Morris interrupted, "but the Allies is going to need all the eyes
they've got during the next year or so, and a few binoculars and
periscopes wouldn't go so bad, neither."
"All right," Abe said, "then don't keep an eye on the brokers, but just
the same we could afford to let the matter rest, because you know what
brokers are, Mawruss: when it comes to putting through a swap, the
principals could be a couple of hard-boiled eggs that would sooner make
a present of their properties to the first-mortgagees than accept the
original terms offered, y'understand, but the brokers never give up
hope."
"What are you talking about--brokers?" Morris exclaimed. "There ain't no
brokers in a peace transaction."
"Ain't there?" Abe retorted. "Well, if this here Czernin ain't the
broker representing Austria and Germany, what is he? I can see the
feller right now, the way he walks into Trotzky & Lenine's office with
one of them real-estater smiles that looks as genwine as a twenty-dollar
fur-lined overcoat.
"'_Wie gehts_, Mr. Trotzky!' he says, like it's some one he used to
every afternoon drink coffee together ten years ago and has been
wondering ever since what's become of him that he 'ain't seen him so
long. Only in this case it happens to be Lenine he's talking to.
"'Mr. Trotzky ain't in. This is his partner, Mr. Lenine,' Lenine says.

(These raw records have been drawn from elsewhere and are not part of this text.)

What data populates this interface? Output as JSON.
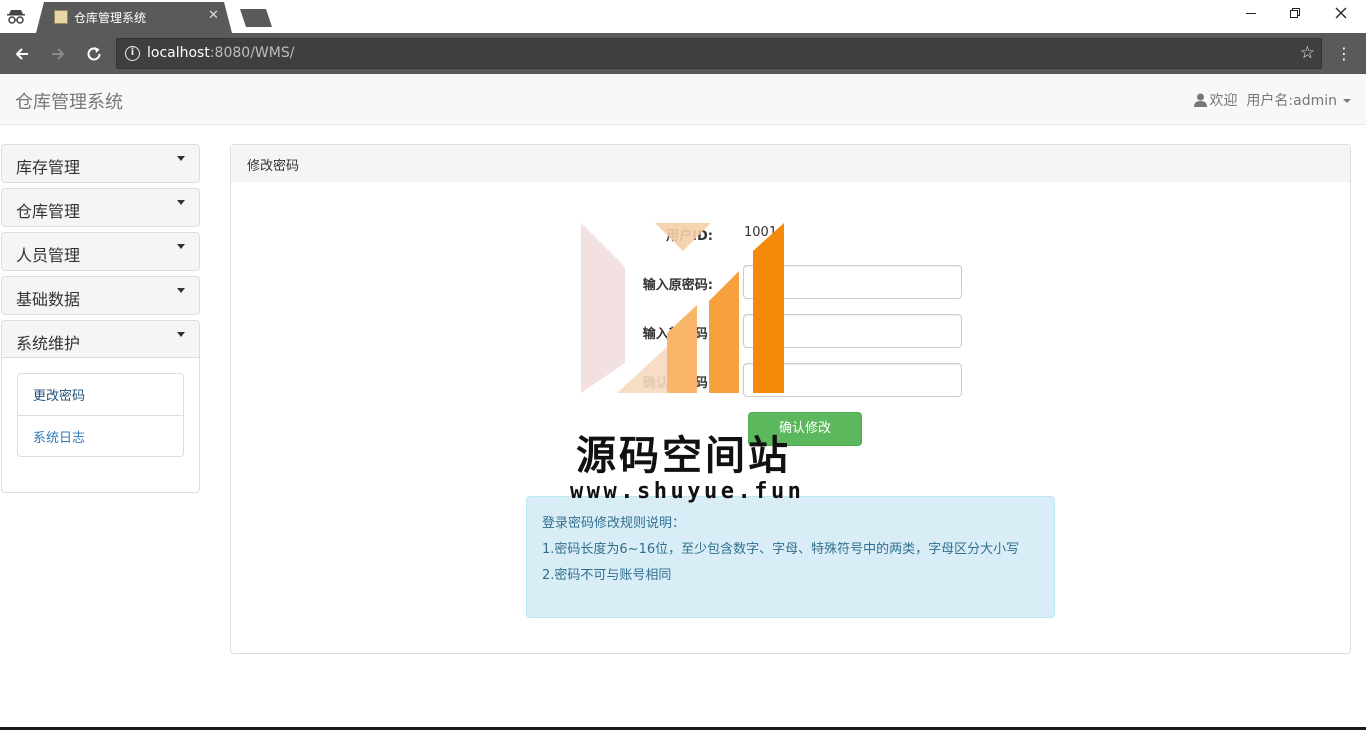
{
  "browser": {
    "tab_title": "仓库管理系统",
    "tab_close": "✕",
    "url_host": "localhost",
    "url_rest": ":8080/WMS/"
  },
  "navbar": {
    "brand": "仓库管理系统",
    "welcome": "欢迎",
    "username": "用户名:admin"
  },
  "sidebar": {
    "sections": [
      {
        "label": "库存管理"
      },
      {
        "label": "仓库管理"
      },
      {
        "label": "人员管理"
      },
      {
        "label": "基础数据"
      },
      {
        "label": "系统维护"
      }
    ],
    "submenu": [
      {
        "label": "更改密码"
      },
      {
        "label": "系统日志"
      }
    ]
  },
  "main": {
    "panel_title": "修改密码",
    "user_id_label": "用户ID:",
    "user_id_value": "1001",
    "old_password_label": "输入原密码:",
    "new_password_label": "输入新密码:",
    "confirm_password_label": "确认新密码:",
    "confirm_button": "确认修改",
    "rules": {
      "title": "登录密码修改规则说明：",
      "rule1": "1.密码长度为6~16位，至少包含数字、字母、特殊符号中的两类，字母区分大小写",
      "rule2": "2.密码不可与账号相同"
    }
  },
  "watermark": {
    "text": "源码空间站",
    "url": "www.shuyue.fun"
  },
  "colors": {
    "chrome_dark": "#5a5a5a",
    "success_green": "#5cb85c",
    "info_bg": "#d9edf7",
    "info_text": "#31708f",
    "link_blue": "#337ab7",
    "watermark_orange": "#f5890a"
  }
}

"'Not Barnett Lenine used to was November & Lenine in the neckwear
business?' Czernin says.
"'No,' Lenine says, and although Czernin tries to look like he expected
as much, it kind of takes the zip out of him, anyhow.

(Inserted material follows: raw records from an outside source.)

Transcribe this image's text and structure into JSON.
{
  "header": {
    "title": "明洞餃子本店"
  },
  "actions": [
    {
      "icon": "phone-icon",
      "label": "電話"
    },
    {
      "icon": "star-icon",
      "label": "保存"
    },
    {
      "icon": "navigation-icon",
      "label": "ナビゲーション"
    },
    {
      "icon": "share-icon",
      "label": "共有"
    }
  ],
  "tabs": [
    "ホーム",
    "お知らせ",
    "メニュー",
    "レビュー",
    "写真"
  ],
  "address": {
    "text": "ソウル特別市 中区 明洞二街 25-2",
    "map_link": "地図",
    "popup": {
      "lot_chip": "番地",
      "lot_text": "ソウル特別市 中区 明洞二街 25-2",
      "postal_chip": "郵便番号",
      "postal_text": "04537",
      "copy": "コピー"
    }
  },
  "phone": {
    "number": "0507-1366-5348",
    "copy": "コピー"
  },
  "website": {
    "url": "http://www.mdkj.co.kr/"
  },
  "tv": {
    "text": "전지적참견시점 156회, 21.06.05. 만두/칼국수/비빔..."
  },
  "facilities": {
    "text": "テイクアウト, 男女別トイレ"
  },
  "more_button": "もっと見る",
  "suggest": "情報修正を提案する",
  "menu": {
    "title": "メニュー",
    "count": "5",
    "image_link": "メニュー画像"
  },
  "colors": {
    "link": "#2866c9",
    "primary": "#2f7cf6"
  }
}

"'Let's see,' he says, 'this must be Chatskel Lenine, married a daughter
of old man Josephthal and has got a sister living in Toledo, Ohio, by
the name Rifkin. The husband runs a clothing-store corner of Tenth and
Main, ain't it?'
"This time he's got him cornered, and Lenine has to admit it, so Czernin
shakes hands with him and gives him the I.O.M.A. grip, with just a
suggestion of the Knights of Phthias and Free Sons of Courland.
"'My name is Czernin--Sig Czernin,' he says. 'I see you don't remember
me. I met you at the house of a party by the name Linkheimer or Linkman,
I forget which, but the brother, Harris Linkheimer--I remember now, it
_was_ Linkheimer--went to the Saint Louis Exposition and was never heard
of afterward.'
"'My _tzuris_!' Lenine says, but this don't feaze Czernin.